Face à des industriels et à des supermarchés privilégiant les miels importés, les apiculteurs français n’arrivent plus à vendre le leur. Pour les soutenir, vérifiez la provenance indiquée sur les étiquettes des pots en rayon.
Lorsque les mauvaises conditions météorologiques, le dérèglement climatique, les frelons asiatiques ou les pesticides ne perturbent pas la collecte de miel, c’est au tour des industriels et des distributeurs de mettre à mal l’apiculture française. Fin novembre 2023, Manuel Roger a donc fait le déplacement depuis l’Indre pour crier sa colère auprès du ministère de l’Agriculture. Le plus souvent, à cette époque, il a déjà vendu les trois quarts des 65 tonnes fournies par les butineuses de ses 1 200 ruches. Mais cette année, il n’en a écoulé que 4 tonnes. « La banque m’a averti : “Une seule fois” », soupire-t-il. Il est loin d’être le seul à tirer la sonnette d’alarme.
Manuel vend son miel en fûts à des conditionneurs. Ces professionnels le lui achètent d’habitude au mois de septembre ou d’octobre avant de le proposer en pots aux supermarchés. Cependant, cette année, pour la première fois depuis 20 ans, tous ces négociants en gros indiquent qu’ils disposent de suffisamment de stocks. Les entrepôts débordent. Manuel Roger n’a pourtant pas d’autre choix que de trouver d’urgence des débouchés, afin de rembourser tous les frais engagés durant la saison de production et de payer ses six salariés. « Des signaux montrent que ces difficultés touchent aussi les apiculteurs en circuit court [vente directe sur Internet ou à la ferme, marchés…] », prévient Cécile Ferrus, coordinatrice de l’observatoire technico-économique de l’Institut technique et scientifique de l’abeille et de la pollinisation (Itsap). Comment en est-on arrivé là, alors que les Français consomment 45 000 tonnes de miel par an en moyenne ?
Les prémices de la crise dateraient de 2022, mais la situation s’est aggravée récemment. « Les conditionneurs ont prévenu par courrier les apiculteurs qu’ils ne pourraient pas acheter leur miel avant le début de l’année 2024, au mieux », déplore Frank Alétru, président du Syndicat national de l’apiculture (SNA), l’une des principales organisations professionnelles de la filière. Selon lui et nombre de spécialistes du secteur, un contexte particulier explique le phénomène. En 2022 et 2023, de bonnes récoltes ont donné beaucoup de miel (estimées à respectivement 30 600 et 33 900 tonnes). Toutefois, le marché français, tendu par une forte inflation et abreuvé par des produits d’importation à bas coûts, peine à absorber tous les volumes. « Les grandes surfaces recherchent le premier prix, ouvrant ainsi la porte à des miels étrangers frauduleux. Or, ce ne sont pas les abeilles chinoises qui viendront polliniser la campagne française », s’insurge-t-il.
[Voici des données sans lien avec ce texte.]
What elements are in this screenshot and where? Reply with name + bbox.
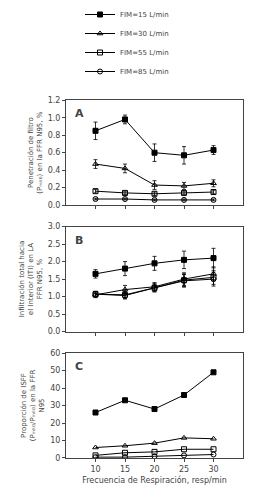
svg-text:B: B: [75, 234, 83, 247]
svg-text:50: 50: [50, 366, 60, 375]
svg-text:20: 20: [50, 419, 60, 428]
svg-text:2.5: 2.5: [48, 240, 61, 249]
svg-text:Frecuencia de Respiración, res: Frecuencia de Respiración, resp/min: [82, 475, 227, 485]
svg-text:A: A: [75, 107, 84, 120]
svg-text:60: 60: [50, 349, 60, 358]
svg-text:30: 30: [208, 465, 218, 474]
svg-text:FIM=30 L/min: FIM=30 L/min: [120, 30, 169, 38]
svg-text:0.8: 0.8: [48, 131, 61, 140]
svg-text:1.0: 1.0: [48, 292, 61, 301]
svg-text:30: 30: [50, 401, 60, 410]
svg-text:Proporción de ISFF(Pₘₗₜ₀/Pₘₗₜ₀: Proporción de ISFF(Pₘₗₜ₀/Pₘₗₜ₀) en la FF…: [20, 370, 46, 442]
svg-text:0.4: 0.4: [48, 166, 61, 175]
svg-text:0: 0: [55, 454, 60, 463]
svg-text:10: 10: [90, 465, 100, 474]
svg-text:25: 25: [179, 465, 189, 474]
svg-text:0.2: 0.2: [48, 183, 61, 192]
svg-text:FIM=15 L/min: FIM=15 L/min: [120, 11, 169, 19]
svg-text:1.5: 1.5: [48, 275, 61, 284]
svg-text:1.2: 1.2: [48, 96, 61, 105]
svg-text:FIM=55 L/min: FIM=55 L/min: [120, 49, 169, 57]
svg-text:40: 40: [50, 384, 60, 393]
svg-text:Penetración de filtro(Pₘₗₜ₀) e: Penetración de filtro(Pₘₗₜ₀) en la FFR N…: [27, 111, 44, 193]
svg-text:0.0: 0.0: [48, 201, 61, 210]
svg-text:2.0: 2.0: [48, 257, 61, 266]
svg-text:10: 10: [50, 436, 60, 445]
svg-text:3.0: 3.0: [48, 222, 61, 231]
svg-text:Infiltración total haciael Int: Infiltración total haciael Interior (ITI…: [18, 241, 44, 318]
svg-text:1.0: 1.0: [48, 113, 61, 122]
svg-text:20: 20: [149, 465, 159, 474]
svg-text:0.0: 0.0: [48, 327, 61, 336]
svg-text:C: C: [75, 360, 83, 373]
svg-text:FIM=85 L/min: FIM=85 L/min: [120, 68, 169, 76]
svg-text:0.5: 0.5: [48, 310, 61, 319]
svg-text:0.6: 0.6: [48, 148, 61, 157]
svg-text:15: 15: [120, 465, 130, 474]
La Chine, premier fournisseur
Parmi les coupables pointés du doigt par les exploitants apicoles : les conditionneurs. Installé près de Pau, en Pyrénées-Atlantiques, le plus gros d’entre eux s’appelle Famille Michaud. Le groupe, leader mondial de la distribution de miel, commercialise ses pots sous plusieurs marques, dont Lune de miel que l’on retrouve en rayon un peu partout. « Bien que nous ayons acquis exactement la même quantité de miel français cette année, nous continuons à recevoir des offres, parce qu’il y en a encore », assure Bernard Saubot, directeur des chaînes d’approvisionnement et du développement apicole au sein de l’entreprise. Le prix payé aux apiculteurs, reconnaît-il, a, par contre, chuté de 15 à 20 % sur un an, et s’approche de 4 €/kg. Néanmoins, « nous n’achetons aucun miel en Chine », se défend-il.
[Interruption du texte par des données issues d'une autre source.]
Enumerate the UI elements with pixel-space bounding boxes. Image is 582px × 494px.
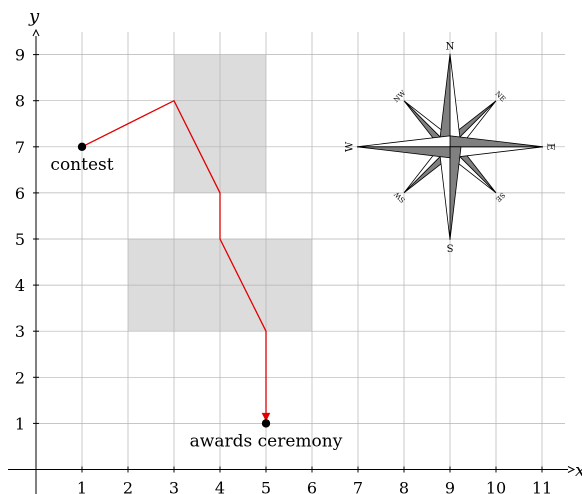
compass-point-n-dark: [438, 53, 451, 148]
route-arrowhead: [261, 412, 271, 422]
y-tick-label-1: 1: [15, 414, 25, 433]
y-tick-label-3: 3: [15, 322, 25, 341]
y-tick-label-7: 7: [15, 138, 25, 157]
y-tick-label-8: 8: [15, 92, 25, 111]
x-tick-label-6: 6: [307, 479, 317, 494]
compass-point-e-light: [449, 146, 544, 159]
y-tick-label-4: 4: [15, 276, 25, 295]
start-point-marker: [77, 142, 87, 151]
axes: xy1234567891011123456789: [8, 6, 582, 494]
y-tick-label-6: 6: [15, 184, 25, 203]
x-axis-arrowhead: [567, 466, 576, 473]
compass-point-s-light: [438, 146, 451, 240]
y-axis-label: y: [28, 6, 40, 27]
x-tick-label-1: 1: [77, 479, 87, 494]
route-line: [81, 99, 267, 416]
x-tick-label-8: 8: [399, 479, 409, 494]
y-tick-label-2: 2: [15, 368, 25, 387]
y-tick-label-5: 5: [15, 230, 25, 249]
x-tick-label-5: 5: [261, 479, 271, 494]
end-point-marker: [261, 419, 271, 428]
start-point-label: contest: [50, 155, 113, 175]
x-tick-label-2: 2: [123, 479, 133, 494]
x-tick-label-7: 7: [353, 479, 363, 494]
route-path: [81, 99, 271, 422]
x-tick-label-4: 4: [215, 479, 225, 494]
compass-label-n: N: [446, 41, 455, 52]
compass-label-w: W: [345, 141, 356, 152]
compass-point-s-dark: [449, 146, 462, 240]
location-points: contest awards ceremony: [50, 142, 343, 451]
compass-point-w-dark: [356, 146, 451, 159]
compass-point-e-dark: [449, 135, 544, 148]
x-axis-label: x: [575, 460, 582, 481]
x-tick-label-9: 9: [445, 479, 455, 494]
x-tick-label-11: 11: [532, 479, 552, 494]
compass-label-e: E: [545, 143, 556, 150]
end-point-label: awards ceremony: [190, 431, 343, 451]
y-axis-arrowhead: [32, 28, 40, 37]
x-tick-label-10: 10: [486, 479, 506, 494]
y-tick-label-9: 9: [15, 46, 25, 65]
x-tick-label-3: 3: [169, 479, 179, 494]
compass-label-s: S: [446, 241, 453, 252]
compass-point-w-light: [356, 135, 451, 148]
compass-point-n-light: [449, 53, 462, 148]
D’après l’Itsap, ce pays serait pourtant devenu le premier fournisseur de miel étranger de l’Hexagone. Alors que les importations ont atteint le niveau record de 35 500 tonnes en 2022, soit plus que la production nationale, 20 % viennent de l’empire du Milieu, devant l’Espagne, l’Ukraine et l’Allemagne, avec respectivement 17, 16 et 8 %. « Un miel acheté en Espagne, une des plaques tournantes du commerce apicole, peut être issu d’ailleurs, mais vérifier chimiquement son origine s’avère coûteux », remarque Cécile Ferrus.
Une chose est certaine, la majorité de ces miels transitent bien par les conditionneurs avant d’atterrir dans les linéaires des grandes surfaces. « Tous les miels se valent ; la provenance ne fait pas la qualité », affirme David Besacier, président du Syndicat français des miels (SFM), également à la tête de la société Besacier, établie à Renaison (Loire). En revanche, l’origine influe sur le prix. Tandis que les produits chinois ou ukrainiens s’échangent sous les 3 €/kg, le miel tricolore coûterait, en moyenne, deux à trois fois plus cher.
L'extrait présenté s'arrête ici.